Like "I'd rather spend an afternoon in a Turkish bath with my mother than visit the dratted dentist -- "

Some of them he actually said, some of them Jim Broadbent improvised, and some I contributed. Basically, you get the hang of it. And that's what we do with these films. You get the hang of a character and then you can sort of extend it and expand it.

Not just with language, but with body language.

Yes! That's partly to do with studying etiquette, but also, as always, with everybody rehearsing months in costume -- which I have to say if there was one major hassle in the film it was waiting for all those women to get into those bloody corsets, which takes forever. You realize why people had servants.

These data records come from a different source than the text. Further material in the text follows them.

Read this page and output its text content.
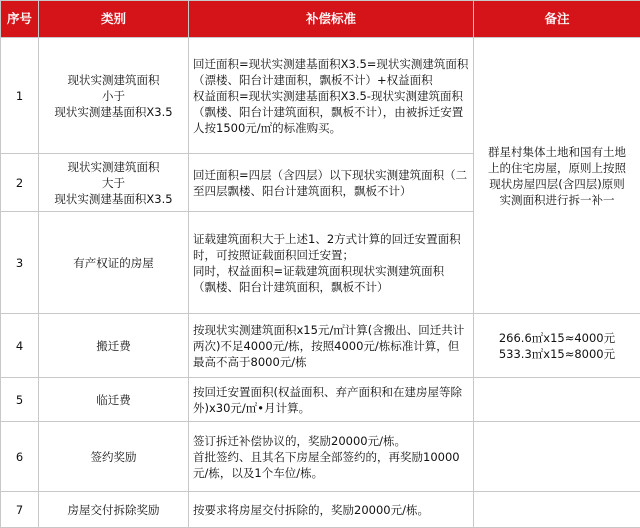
序号	类别	补偿标准	备注
1	现状实测建筑面积
小于
现状实测建基面积X3.5	回迁面积=现状实测建基面积X3.5=现状实测建筑面积
（漂楼、阳台计建面积，飘板不计）+权益面积
权益面积=现状实测建基面积X3.5-现状实测建筑面积
（飘楼、阳台计建筑面积，飘板不计），由被拆迁安置人按1500元/㎡的标准购买。	群星村集体土地和国有土地上的住宅房屋，原则上按照现状房屋四层(含四层)原则实测面积进行拆一补一

2	现状实测建筑面积
大于
现状实测建基面积X3.5	回迁面积=四层（含四层）以下现状实测建筑面积（二至四层飘楼、阳台计建筑面积，飘板不计）	

3	有产权证的房屋	证载建筑面积大于上述1、2方式计算的回迁安置面积时，可按照证载面积回迁安置；
同时，权益面积=证载建筑面积现状实测建筑面积
（飘楼、阳台计建筑面积，飘板不计）	

4	搬迁费	按现状实测建筑面积x15元/㎡计算(含搬出、回迁共计两次)不足4000元/栋，按照4000元/栋标准计算，但最高不高于8000元/栋	266.6㎡x15≈4000元
533.3㎡x15≈8000元

5	临迁费	按回迁安置面积(权益面积、弃产面积和在建房屋等除外)x30元/㎡•月计算。	

6	签约奖励	签订拆迁补偿协议的，奖励20000元/栋。
首批签约、且其名下房屋全部签约的，再奖励10000元/栋，以及1个车位/栋。	

7	房屋交付拆除奖励	按要求将房屋交付拆除的，奖励20000元/栋。	
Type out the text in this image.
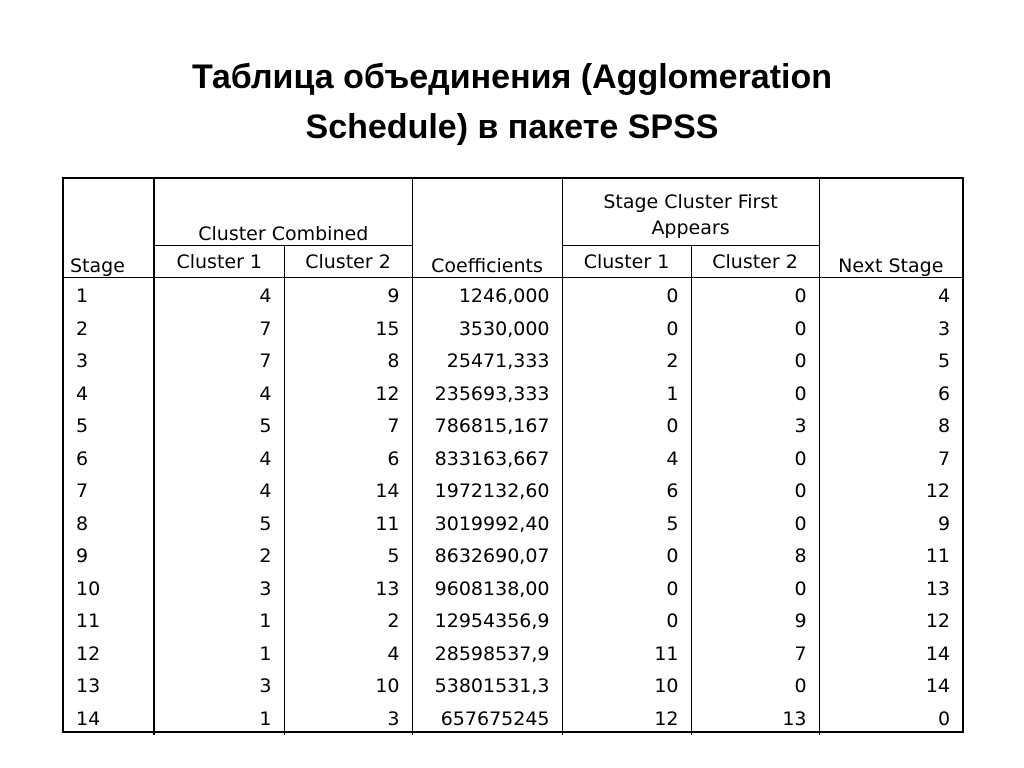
Таблица объединения (Agglomeration
Schedule) в пакете SPSS
Stage	Cluster Combined		Coefficients	Stage Cluster First Appears		Next Stage
	Cluster 1	Cluster 2		Cluster 1	Cluster 2	
1	4	9	1246,000	0	0	4
2	7	15	3530,000	0	0	3
3	7	8	25471,333	2	0	5
4	4	12	235693,333	1	0	6
5	5	7	786815,167	0	3	8
6	4	6	833163,667	4	0	7
7	4	14	1972132,60	6	0	12
8	5	11	3019992,40	5	0	9
9	2	5	8632690,07	0	8	11
10	3	13	9608138,00	0	0	13
11	1	2	12954356,9	0	9	12
12	1	4	28598537,9	11	7	14
13	3	10	53801531,3	10	0	14
14	1	3	657675245	12	13	0
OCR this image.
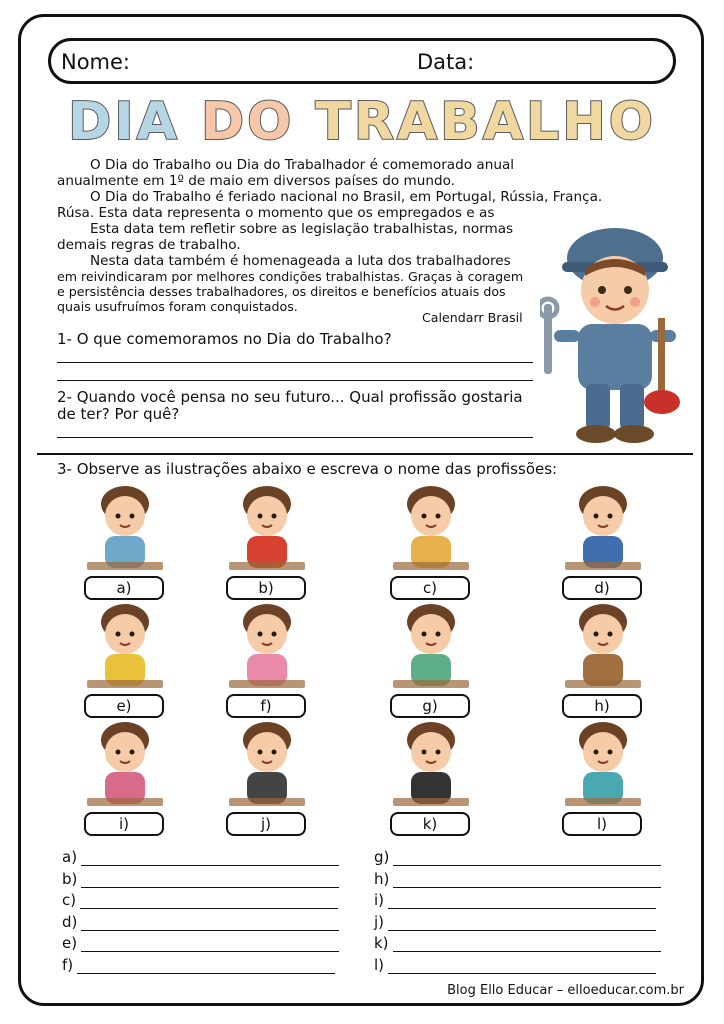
Nome:	Data:
DIA DO TRABALHO
O Dia do Trabalho ou Dia do Trabalhador é comemorado anual
anualmente em 1º de maio em diversos países do mundo.
O Dia do Trabalho é feriado nacional no Brasil, em Portugal, Rússia, França.
Rúsa. Esta data representa o momento que os empregados e as
Esta data tem refletir sobre as legislaçäo trabalhistas, normas
demais regras de trabalho.
Nesta data também é homenageada a luta dos trabalhadores
em reivindicaram por melhores condições trabalhistas. Graças à coragem
e persistência desses trabalhadores, os direitos e benefícios atuais dos
quais usufruímos foram conquistados.
Calendarr Brasil
1- O que comemoramos no Dia do Trabalho?
2- Quando você pensa no seu futuro... Qual profissão gostaria
de ter? Por quê?
3- Observe as ilustrações abaixo e escreva o nome das profissões:
a)	b)	c)	d)
e)	f)	g)	h)
i)	j)	k)	l)
a)
b)
c)
d)
e)
f)
g)
h)
i)
j)
k)
l)
Blog Ello Educar – elloeducar.com.br
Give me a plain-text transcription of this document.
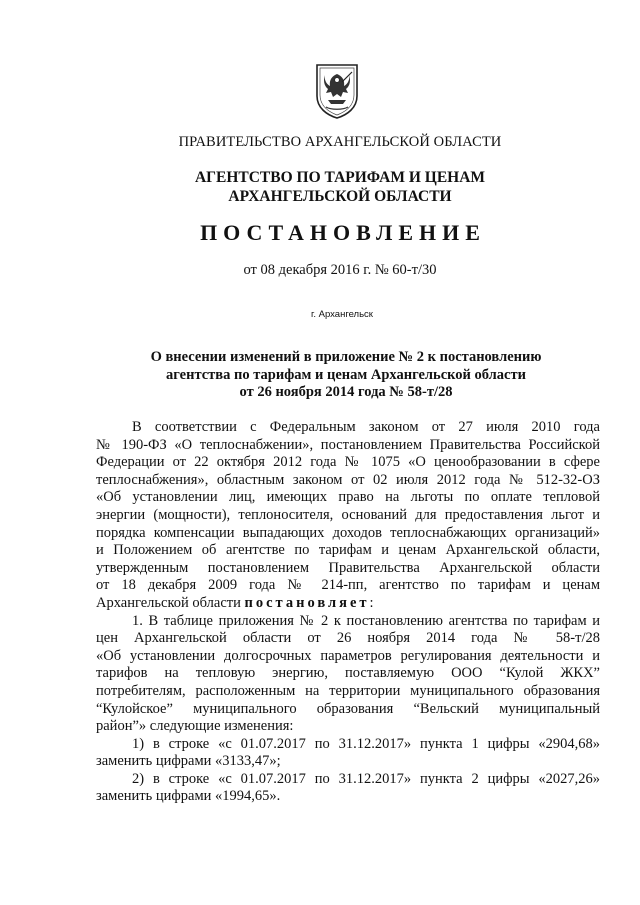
ПРАВИТЕЛЬСТВО АРХАНГЕЛЬСКОЙ ОБЛАСТИ
АГЕНТСТВО ПО ТАРИФАМ И ЦЕНАМ
АРХАНГЕЛЬСКОЙ ОБЛАСТИ
ПОСТАНОВЛЕНИЕ
от 08 декабря 2016 г. № 60-т/30
г. Архангельск
О внесении изменений в приложение № 2 к постановлению
агентства по тарифам и ценам Архангельской области
от 26 ноября 2014 года № 58-т/28
В соответствии с Федеральным законом от 27 июля 2010 года
№ 190-ФЗ «О теплоснабжении», постановлением Правительства Российской
Федерации от 22 октября 2012 года № 1075 «О ценообразовании в сфере
теплоснабжения», областным законом от 02 июля 2012 года № 512-32-ОЗ
«Об установлении лиц, имеющих право на льготы по оплате тепловой
энергии (мощности), теплоносителя, оснований для предоставления льгот и
порядка компенсации выпадающих доходов теплоснабжающих организаций»
и Положением об агентстве по тарифам и ценам Архангельской области,
утвержденным постановлением Правительства Архангельской области
от 18 декабря 2009 года № 214-пп, агентство по тарифам и ценам
Архангельской области постановляет:
1. В таблице приложения № 2 к постановлению агентства по тарифам и
цен Архангельской области от 26 ноября 2014 года № 58-т/28
«Об установлении долгосрочных параметров регулирования деятельности и
тарифов на тепловую энергию, поставляемую ООО “Кулой ЖКХ”
потребителям, расположенным на территории муниципального образования
“Кулойское” муниципального образования “Вельский муниципальный
район”» следующие изменения:
1) в строке «с 01.07.2017 по 31.12.2017» пункта 1 цифры «2904,68»
заменить цифрами «3133,47»;
2) в строке «с 01.07.2017 по 31.12.2017» пункта 2 цифры «2027,26»
заменить цифрами «1994,65».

So many conventional period films seem to get the physicality wrong.

They don't wear corsets! They don't wear corsets! So they don't have the right silhouette. The question is, "How do you make something 'contemporary' -- i.e., for us?" My own feeling is that you don't succeed in doing that by compromising, because then it's neither one thing or the other. What we've tried to do is to say, "OK, let's really go for it." And then the texture comes alive and becomes as contemporary as anything. After all, if you could take a movie camera and get into a time machine and go back there and film the reality, it would be much more alive than anything that you would achieve by half-reconstructing it. I always think that film in some way should aspire to the condition of documentary. Which isn't to say you should try and make something like a documentary but merely that when you make a documentary, you never question that what you're filming exists in three dimensions or that whether you film it or not, it exists. Often I have all sorts of stuff which we don't film, but it's there. It helps give a kind of integrity to the bit you do film.

If you were able to travel back to D'Oyly Carte's theater in 1884 with a movie camera, you'd want to include matters that wouldn't be observed or spoken about in theater pieces of that era, including the intense preparations and gossip -- and the alcohol and drug use -- going on backstage.

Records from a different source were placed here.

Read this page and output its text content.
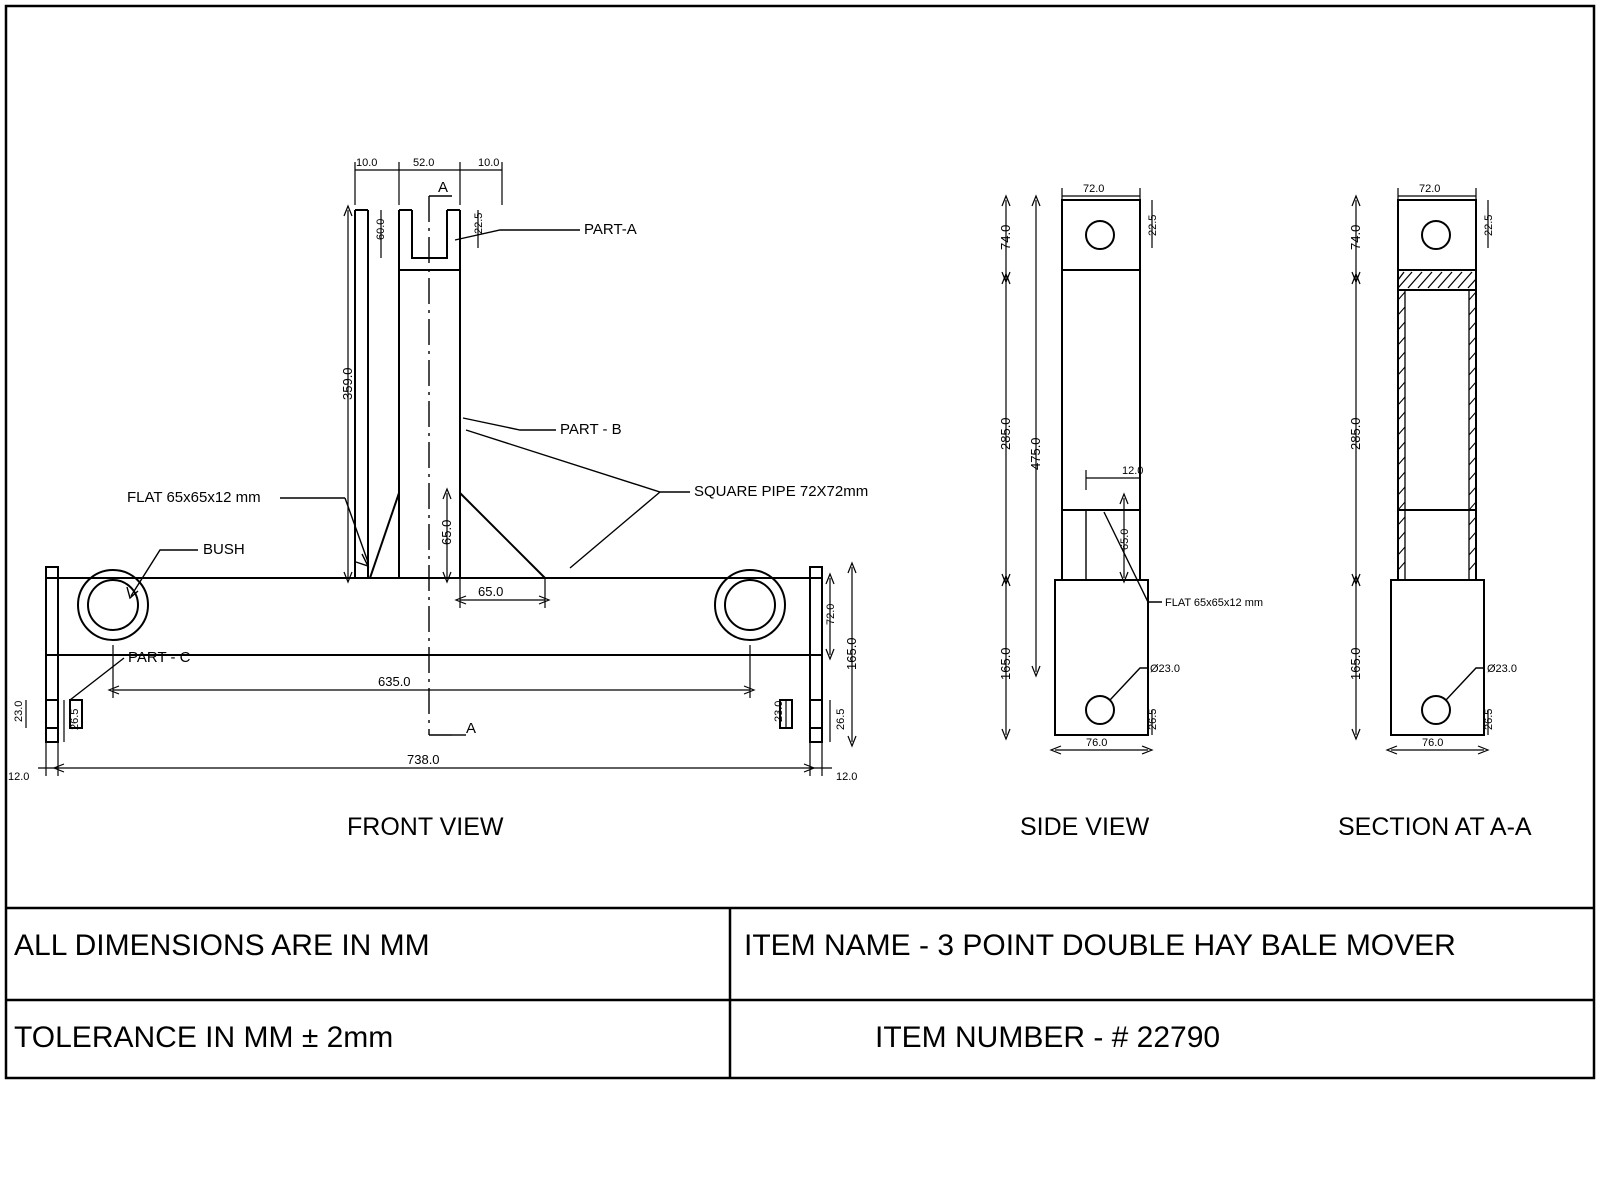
A
A
10.0	52.0	10.0
60.0	22.5
359.0
65.0
65.0
72.0
165.0
635.0
738.0
12.0	12.0
23.0	26.5	23.0	26.5
PART-A
PART - B
SQUARE PIPE 72X72mm
FLAT 65x65x12 mm
BUSH
PART - C
72.0
22.5
74.0
285.0
475.0
165.0
12.0
65.0
26.5
76.0
Ø23.0
FLAT 65x65x12 mm
72.0
22.5
74.0
285.0
165.0
26.5
76.0
Ø23.0
FRONT VIEW	SIDE VIEW	SECTION AT A-A
ALL DIMENSIONS ARE IN MM
TOLERANCE IN MM ± 2mm
ITEM NAME - 3 POINT DOUBLE HAY BALE MOVER
ITEM NUMBER - # 22790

If you're saying that the philosophy of what we choose to look at is very, very un-Victorian -- oh, absolutely. I don't quite know what sort of film it would be if you tried to tell the story from the parameters of these characters' perception. I mean, that would be, I suppose, a kind of spoof of Victorian drama. No, I am simply looking at them as people, according to the basic principles that we're born, and we die, and we get up in the morning and go to the lavatory, and that is what it's about, isn't it?

From the start, you put the audience in a humorous quandary: We don't know how to figure Gilbert out. There's a wonderful incongruity between the humor he comes up with and --

And his dourness. I know, it's fascinating. To tell you the truth, that's the reason why I went to such lengths (and lengths we went!), both in preparation and in finishing the film, to imply something about his parents and his family. His mother and father were certainly as balmy as we suggest, which gives an implicit indication as to Gilbert's own personality.

He is dour, and paranoid, and dogged. But if you are as smart as Gilbert is, and you are doing things that are new, you may feel you have to doubt easy victories and trust only your own critical faculties. We see the acuity behind his craziness in the rehearsal scenes; to me they are the core of the movie.

You're making me think of something that I hadn't actually thought of until this moment. Of course, we present Gilbert as, in fact, a pioneer of directing; but what hadn't occurred to me, in so many words, until now, is that he has the quality of an archetypal director. That ability to be both involved and detached.